ALFAJR QUOTIDIEN – Journal d'information quotidien comorien

Procès sur les agressions sexuelles : Le peuple n’attend que des peines sévères

Devant la justice, hier, un parterre d’hommes et de femmes, d’associations ont manifesté contre les agressions sexuelles. Ils portent leur soutien aux enfants victimes de violences et agressions sexuelles. Les manifestants appellent à des peines sévères.

Qualifiant les agressions sexuelles d’« une peste sexuelle », Soilih Mahamoud alias Sako, ancien procureur de la République déclare que « j’ai déjà déclaré la guerre contre ceux qui violent les enfants ». La répression des actes de viol est une responsabilité partagée entre le gouvernement, la justice et les parents, selon Soilih Mahamoud. « Pour mettre fin à ce fléau, il fallait déraciner la maladie », dit-il. L’ancien procureur de la république soutient l’idée de revoir la législature en ce qui concerne les agressions sexuelles. Une loi selon laquelle, le consentement est pris en compte. « On doit considérer qu’un acte de viol commis à l’endroit d’une fillette de moins de 18 ans est un crime dont la peine encouru est de 10 ans jusqu’à la peine de mort », indique l’ancien procureur de la République. 

Combattre la corruption dans la justice

La corruption au sein de la justice serait parmi les facteurs de la recrudescence des actes de viol aux Comores, selon les citoyens. L’ancien procureur de la république précise que « il faut dénoncer la corruption ». « Vous-même, la population est l’auteur de la corruption. C’est vous qui payez l’argent. Pourquoi vous ne dénoncez pas en montrant toutes les preuves », s’interroge-t-il.

Pour Maman Ladhati, elle charge la justice et estime que cette fois toutes les mesures seront prises. « Si la justice n’est pas bonne, alors il n’y aura pas de solution », estime Maman Ladhati.
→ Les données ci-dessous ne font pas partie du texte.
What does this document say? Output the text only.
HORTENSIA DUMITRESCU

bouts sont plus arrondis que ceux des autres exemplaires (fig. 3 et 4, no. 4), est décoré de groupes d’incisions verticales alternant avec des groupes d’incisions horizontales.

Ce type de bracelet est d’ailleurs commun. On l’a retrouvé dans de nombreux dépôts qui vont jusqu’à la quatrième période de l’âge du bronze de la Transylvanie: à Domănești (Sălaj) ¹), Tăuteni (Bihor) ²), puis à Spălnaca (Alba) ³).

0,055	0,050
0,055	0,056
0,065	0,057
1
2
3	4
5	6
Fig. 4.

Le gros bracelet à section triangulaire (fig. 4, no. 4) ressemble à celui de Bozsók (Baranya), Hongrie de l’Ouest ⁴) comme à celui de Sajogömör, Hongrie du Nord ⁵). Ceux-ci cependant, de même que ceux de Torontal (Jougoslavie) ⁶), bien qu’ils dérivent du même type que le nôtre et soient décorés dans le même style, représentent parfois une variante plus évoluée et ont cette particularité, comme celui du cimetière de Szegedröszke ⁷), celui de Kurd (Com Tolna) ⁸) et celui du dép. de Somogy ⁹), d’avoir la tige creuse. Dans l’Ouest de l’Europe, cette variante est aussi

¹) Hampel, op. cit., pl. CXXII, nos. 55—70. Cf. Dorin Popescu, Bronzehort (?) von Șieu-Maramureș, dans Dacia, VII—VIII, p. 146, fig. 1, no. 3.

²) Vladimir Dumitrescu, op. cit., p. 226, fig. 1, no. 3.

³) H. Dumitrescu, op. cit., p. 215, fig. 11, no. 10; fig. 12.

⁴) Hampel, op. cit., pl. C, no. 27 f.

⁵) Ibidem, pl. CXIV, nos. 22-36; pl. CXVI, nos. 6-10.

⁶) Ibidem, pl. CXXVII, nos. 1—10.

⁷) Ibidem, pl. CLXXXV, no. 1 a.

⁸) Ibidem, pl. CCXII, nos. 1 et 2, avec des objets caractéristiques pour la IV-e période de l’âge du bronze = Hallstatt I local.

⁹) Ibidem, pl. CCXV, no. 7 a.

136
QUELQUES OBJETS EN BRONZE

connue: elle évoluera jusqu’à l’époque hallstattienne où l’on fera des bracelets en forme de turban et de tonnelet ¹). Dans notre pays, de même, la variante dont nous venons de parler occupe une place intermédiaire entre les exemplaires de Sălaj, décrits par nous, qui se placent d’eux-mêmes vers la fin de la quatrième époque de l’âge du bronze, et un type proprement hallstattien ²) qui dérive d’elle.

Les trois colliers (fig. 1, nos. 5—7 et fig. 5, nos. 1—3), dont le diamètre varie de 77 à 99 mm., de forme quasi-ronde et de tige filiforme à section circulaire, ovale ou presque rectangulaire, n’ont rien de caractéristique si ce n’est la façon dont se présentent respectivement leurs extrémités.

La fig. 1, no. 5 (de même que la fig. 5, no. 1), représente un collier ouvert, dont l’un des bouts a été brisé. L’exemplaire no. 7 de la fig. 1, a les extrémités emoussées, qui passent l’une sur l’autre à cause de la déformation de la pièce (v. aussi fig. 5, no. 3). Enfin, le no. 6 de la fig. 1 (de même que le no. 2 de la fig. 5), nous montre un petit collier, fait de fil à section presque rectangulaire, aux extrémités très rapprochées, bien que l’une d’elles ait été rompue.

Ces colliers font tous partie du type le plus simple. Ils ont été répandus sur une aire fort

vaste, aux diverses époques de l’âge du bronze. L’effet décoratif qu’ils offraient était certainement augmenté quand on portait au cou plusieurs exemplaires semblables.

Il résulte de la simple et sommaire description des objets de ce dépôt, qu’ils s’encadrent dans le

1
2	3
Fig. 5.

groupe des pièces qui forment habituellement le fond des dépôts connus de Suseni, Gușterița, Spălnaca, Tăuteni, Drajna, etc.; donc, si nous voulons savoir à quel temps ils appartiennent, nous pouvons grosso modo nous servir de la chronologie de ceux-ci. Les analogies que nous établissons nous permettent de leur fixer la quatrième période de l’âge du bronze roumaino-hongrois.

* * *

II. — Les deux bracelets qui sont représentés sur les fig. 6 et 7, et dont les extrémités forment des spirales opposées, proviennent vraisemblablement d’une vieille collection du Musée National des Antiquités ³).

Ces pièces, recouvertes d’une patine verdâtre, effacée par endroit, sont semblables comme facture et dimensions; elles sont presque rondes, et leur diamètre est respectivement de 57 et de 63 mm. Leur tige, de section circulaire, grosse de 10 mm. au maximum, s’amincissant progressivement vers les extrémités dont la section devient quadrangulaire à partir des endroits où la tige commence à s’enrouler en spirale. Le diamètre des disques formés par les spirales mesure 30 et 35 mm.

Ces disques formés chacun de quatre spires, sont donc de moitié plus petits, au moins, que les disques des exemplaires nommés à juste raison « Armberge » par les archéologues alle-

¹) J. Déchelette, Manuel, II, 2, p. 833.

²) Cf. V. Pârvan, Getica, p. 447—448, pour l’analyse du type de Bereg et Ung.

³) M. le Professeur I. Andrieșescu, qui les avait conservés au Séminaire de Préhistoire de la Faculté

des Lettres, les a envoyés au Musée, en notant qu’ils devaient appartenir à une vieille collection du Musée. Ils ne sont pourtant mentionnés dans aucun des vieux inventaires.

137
Le président de la République a manifesté sa volonté de mettre fin les actes de viols faites aux enfants. « Nous sommes dans un  pays musulman. Pourquoi on n’applique pas les règles du coran ? Le moment est venu de préserver notre pays, notre avenir. La recrudescence des viols nous fait peur », crie Maman Ladhati. « Le peuple est assoiffé d’attendre les verdicts et souhaite voir ces criminels périr en prison », avance-t-elle.

La justice pointée du doigt

Quant à Sabouanta Abdallah de l’association Rawoudhoi Djawabou, « il ne suffit  pas de dire ça. Il fallait mettre en marche les actes », a-t-elle souligné. Selon elle, la première responsabilité incombe à ceux qui devront accompagner le discours du président de la République et qui ne le font pas. « C’est une grande négligence. Je crois que le chef de l’Etat est conscient que les actes de viol nuisent l’image du pays », rappelle-t-elle. Sabouanta s’attaque à la justice. « La première responsabilité revient à la justice qui n’exécute pas les ordres du chef de l’Etat », déplore-t-elle.  « Nous devons tous comprendre que l’avenir de ce pays réside sur nos enfants. Aujourd’hui, des malfaiteurs se permettent de détruire l’avenir de notre pays sous nos yeux. Cette situation doit interpeller tout le monde. C’est regrettable qu’un pays qui n’a pas atteint 1.000.000 d’habitants, compte déjà 23 dossiers de viol », regrette-t-elle. « Nous espérons que cette fois ci le gouvernement est conscient de la gravité de cette maladie. Nous espérons également que les peines qui seront prononcées, seront appliquées sans distinction. Des peines qui seront exemplaires pour les autres. Des peines qui seront dans l’intérêt de la population », souhaite Sabouanta Abdallah.